All the mums I work with do too. "
Yup - this is very common - women in families doing the "double shift" - bringing in money AND having responsibility for everything at home. It sucks.
"As ever middle class and richer women employ other women to do the chores and child care so they have time to spout on feminist issues and equality.
The rest of us are too bloody knackered from doing 2 jobs instead of one."
Here's another way of looking at this.
(Full disclosure: I have a once a week cleaner, an on-and-off gardener, and my children go to after school and holiday childcare clubs; I've been known to get the odd service wash done. So I am one of the people who buys in help)
DP has a full time job; I have a full time job; we also have two children; I also have a significant commute; like most people in full time jobs we work much more than 37.5 hours a week at them. Without help, there's a lot of stuff in our house that won't get done.
FIRSTLY
If I pay someone to do work then a. they get a fair wage and b. the work is acknowledged as work. I treat cleaners, childcare professionals and gardeners like the skilled pros they are, I treat them and their time with respect, I do what they ask me to do to facilitate their work, and I don't squeeze them on extras or try to take the piss. If I can't afford it, I don't ask for it. I book them in on a schedule that works for them, and they manage their own time.
This is in marked contrast to the work that gets done at home, usually by women, for free. Most women who are doing all the domestic stuff on top of a full time job do not get material reward for it, do not have their time respected or acknowledged, do not get treated like skilled professionals, do not get any respect from anyone, and are just expected to fit in however much work appears, however carelessly and thoughtlessly it is created by anyone, no matter what else they have to do with their time, and no matter how late they have to stay up at night.
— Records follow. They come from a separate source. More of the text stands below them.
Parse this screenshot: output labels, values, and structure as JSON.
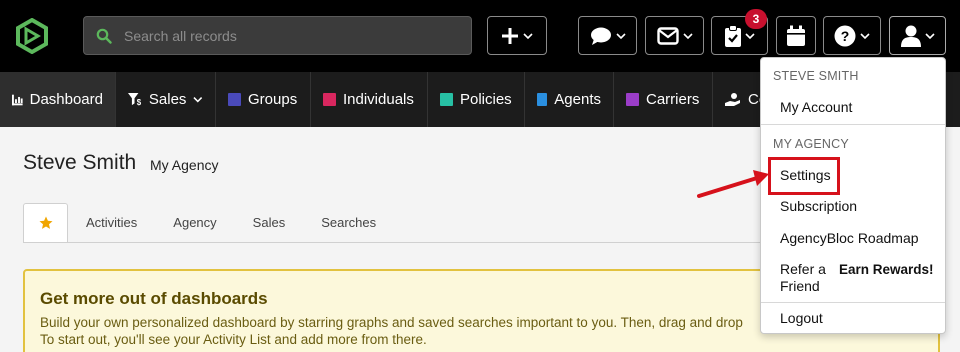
{
  "topbar": {
    "search_placeholder": "Search all records",
    "notification_count": "3",
    "buttons": {
      "add": "plus-icon",
      "messages": "chat-bubble-icon",
      "mail": "envelope-icon",
      "tasks": "clipboard-check-icon",
      "calendar": "calendar-icon",
      "help": "question-circle-icon",
      "user": "user-icon"
    }
  },
  "nav": {
    "items": [
      {
        "label": "Dashboard",
        "icon": "dashboard-icon"
      },
      {
        "label": "Sales",
        "icon": "funnel-icon"
      },
      {
        "label": "Groups",
        "color": "#4a4aba"
      },
      {
        "label": "Individuals",
        "color": "#d9275f"
      },
      {
        "label": "Policies",
        "color": "#27c0a4"
      },
      {
        "label": "Agents",
        "color": "#2a8fe0"
      },
      {
        "label": "Carriers",
        "color": "#9b3dc8"
      },
      {
        "label": "Co",
        "icon": "hand-coin-icon"
      }
    ]
  },
  "page": {
    "title": "Steve Smith",
    "subtitle": "My Agency",
    "tabs": [
      "Activities",
      "Agency",
      "Sales",
      "Searches"
    ]
  },
  "tip": {
    "heading": "Get more out of dashboards",
    "line1": "Build your own personalized dashboard by starring graphs and saved searches important to you. Then, drag and drop",
    "line2": "To start out, you'll see your Activity List and add more from there."
  },
  "dropdown": {
    "user_header": "STEVE SMITH",
    "my_account": "My Account",
    "agency_header": "MY AGENCY",
    "settings": "Settings",
    "subscription": "Subscription",
    "roadmap": "AgencyBloc Roadmap",
    "refer_line1": "Refer a",
    "refer_line2": "Friend",
    "earn_rewards": "Earn Rewards!",
    "logout": "Logout"
  },
  "colors": {
    "highlight": "#d6111b",
    "badge": "#c8102e",
    "logo": "#5cb85c"
  }
}
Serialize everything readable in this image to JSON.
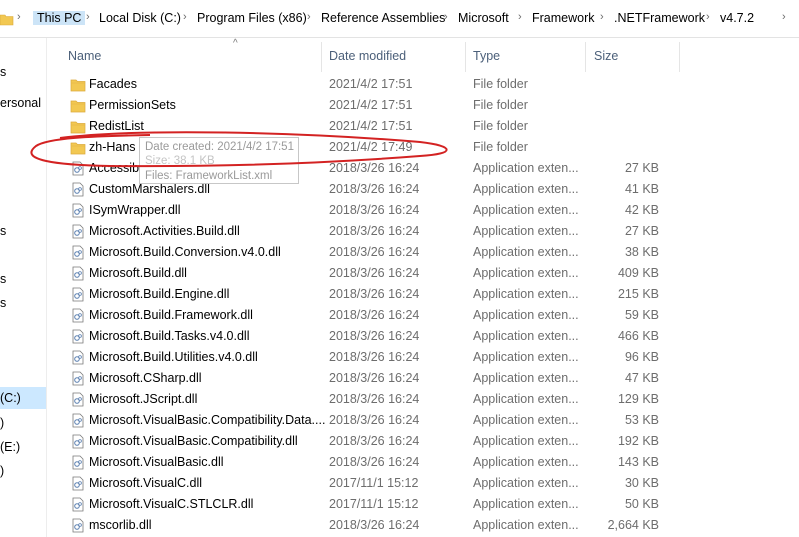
{
  "breadcrumb": [
    "This PC",
    "Local Disk (C:)",
    "Program Files (x86)",
    "Reference Assemblies",
    "Microsoft",
    "Framework",
    ".NETFramework",
    "v4.7.2"
  ],
  "nav": {
    "items": [
      "s",
      "ersonal",
      "s",
      "s",
      "s",
      "(C:)",
      ")",
      "(E:)",
      ")"
    ]
  },
  "columns": {
    "name": "Name",
    "date": "Date modified",
    "type": "Type",
    "size": "Size"
  },
  "rows": [
    {
      "name": "Facades",
      "date": "2021/4/2 17:51",
      "type": "File folder",
      "size": "",
      "icon": "folder-icon"
    },
    {
      "name": "PermissionSets",
      "date": "2021/4/2 17:51",
      "type": "File folder",
      "size": "",
      "icon": "folder-icon"
    },
    {
      "name": "RedistList",
      "date": "2021/4/2 17:51",
      "type": "File folder",
      "size": "",
      "icon": "folder-icon"
    },
    {
      "name": "zh-Hans",
      "date": "2021/4/2 17:49",
      "type": "File folder",
      "size": "",
      "icon": "folder-icon"
    },
    {
      "name": "Accessibility.dll",
      "date": "2018/3/26 16:24",
      "type": "Application exten...",
      "size": "27 KB",
      "icon": "dll-icon"
    },
    {
      "name": "CustomMarshalers.dll",
      "date": "2018/3/26 16:24",
      "type": "Application exten...",
      "size": "41 KB",
      "icon": "dll-icon"
    },
    {
      "name": "ISymWrapper.dll",
      "date": "2018/3/26 16:24",
      "type": "Application exten...",
      "size": "42 KB",
      "icon": "dll-icon"
    },
    {
      "name": "Microsoft.Activities.Build.dll",
      "date": "2018/3/26 16:24",
      "type": "Application exten...",
      "size": "27 KB",
      "icon": "dll-icon"
    },
    {
      "name": "Microsoft.Build.Conversion.v4.0.dll",
      "date": "2018/3/26 16:24",
      "type": "Application exten...",
      "size": "38 KB",
      "icon": "dll-icon"
    },
    {
      "name": "Microsoft.Build.dll",
      "date": "2018/3/26 16:24",
      "type": "Application exten...",
      "size": "409 KB",
      "icon": "dll-icon"
    },
    {
      "name": "Microsoft.Build.Engine.dll",
      "date": "2018/3/26 16:24",
      "type": "Application exten...",
      "size": "215 KB",
      "icon": "dll-icon"
    },
    {
      "name": "Microsoft.Build.Framework.dll",
      "date": "2018/3/26 16:24",
      "type": "Application exten...",
      "size": "59 KB",
      "icon": "dll-icon"
    },
    {
      "name": "Microsoft.Build.Tasks.v4.0.dll",
      "date": "2018/3/26 16:24",
      "type": "Application exten...",
      "size": "466 KB",
      "icon": "dll-icon"
    },
    {
      "name": "Microsoft.Build.Utilities.v4.0.dll",
      "date": "2018/3/26 16:24",
      "type": "Application exten...",
      "size": "96 KB",
      "icon": "dll-icon"
    },
    {
      "name": "Microsoft.CSharp.dll",
      "date": "2018/3/26 16:24",
      "type": "Application exten...",
      "size": "47 KB",
      "icon": "dll-icon"
    },
    {
      "name": "Microsoft.JScript.dll",
      "date": "2018/3/26 16:24",
      "type": "Application exten...",
      "size": "129 KB",
      "icon": "dll-icon"
    },
    {
      "name": "Microsoft.VisualBasic.Compatibility.Data....",
      "date": "2018/3/26 16:24",
      "type": "Application exten...",
      "size": "53 KB",
      "icon": "dll-icon"
    },
    {
      "name": "Microsoft.VisualBasic.Compatibility.dll",
      "date": "2018/3/26 16:24",
      "type": "Application exten...",
      "size": "192 KB",
      "icon": "dll-icon"
    },
    {
      "name": "Microsoft.VisualBasic.dll",
      "date": "2018/3/26 16:24",
      "type": "Application exten...",
      "size": "143 KB",
      "icon": "dll-icon"
    },
    {
      "name": "Microsoft.VisualC.dll",
      "date": "2017/11/1 15:12",
      "type": "Application exten...",
      "size": "30 KB",
      "icon": "dll-icon"
    },
    {
      "name": "Microsoft.VisualC.STLCLR.dll",
      "date": "2017/11/1 15:12",
      "type": "Application exten...",
      "size": "50 KB",
      "icon": "dll-icon"
    },
    {
      "name": "mscorlib.dll",
      "date": "2018/3/26 16:24",
      "type": "Application exten...",
      "size": "2,664 KB",
      "icon": "dll-icon"
    }
  ],
  "tooltip": {
    "created": "Date created: 2021/4/2 17:51",
    "size": "Size: 38.1 KB",
    "files": "Files: FrameworkList.xml"
  },
  "colors": {
    "accent": "#cce4f7",
    "annotation": "#d32222",
    "folder": "#f2c852"
  }
}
Personally I think it would be nice if a culture of paying for domestic work would elevate all of us who do it, whether it is actually formally paid for or not. Our labour counts, and doing the same job as the nanny next door who is earning £30k for it (and the cleaner - and the cook - and the gardener - and the book keeper - and the financial advisor - and the tutor- and so on), is an argument towards counting it.
SECONDLY
It isn't women who create this work and then palm it off on other women. It is families who create this work, and then, typically, women who have to manage getting it done whether they pay someone else or not.
When you clean someone else's floor, you aren't cleaning a woman's floor. You are just as much cleaning a man's floor. And he hasn't even noticed, probably, it needs washing.
FINALLY
I have a lot of problems with capitalism and oppressive class structures and I don't think that any of the above is ideal. But as a person who has no choice but to operate within capitalism - I earn my money as a wage slave of capitalism, and if I didn't, I wouldn't have any - I think that paying people decently to help you, and paying them enough, and treating them with respect, is better than keeping a wife and treating her like shit.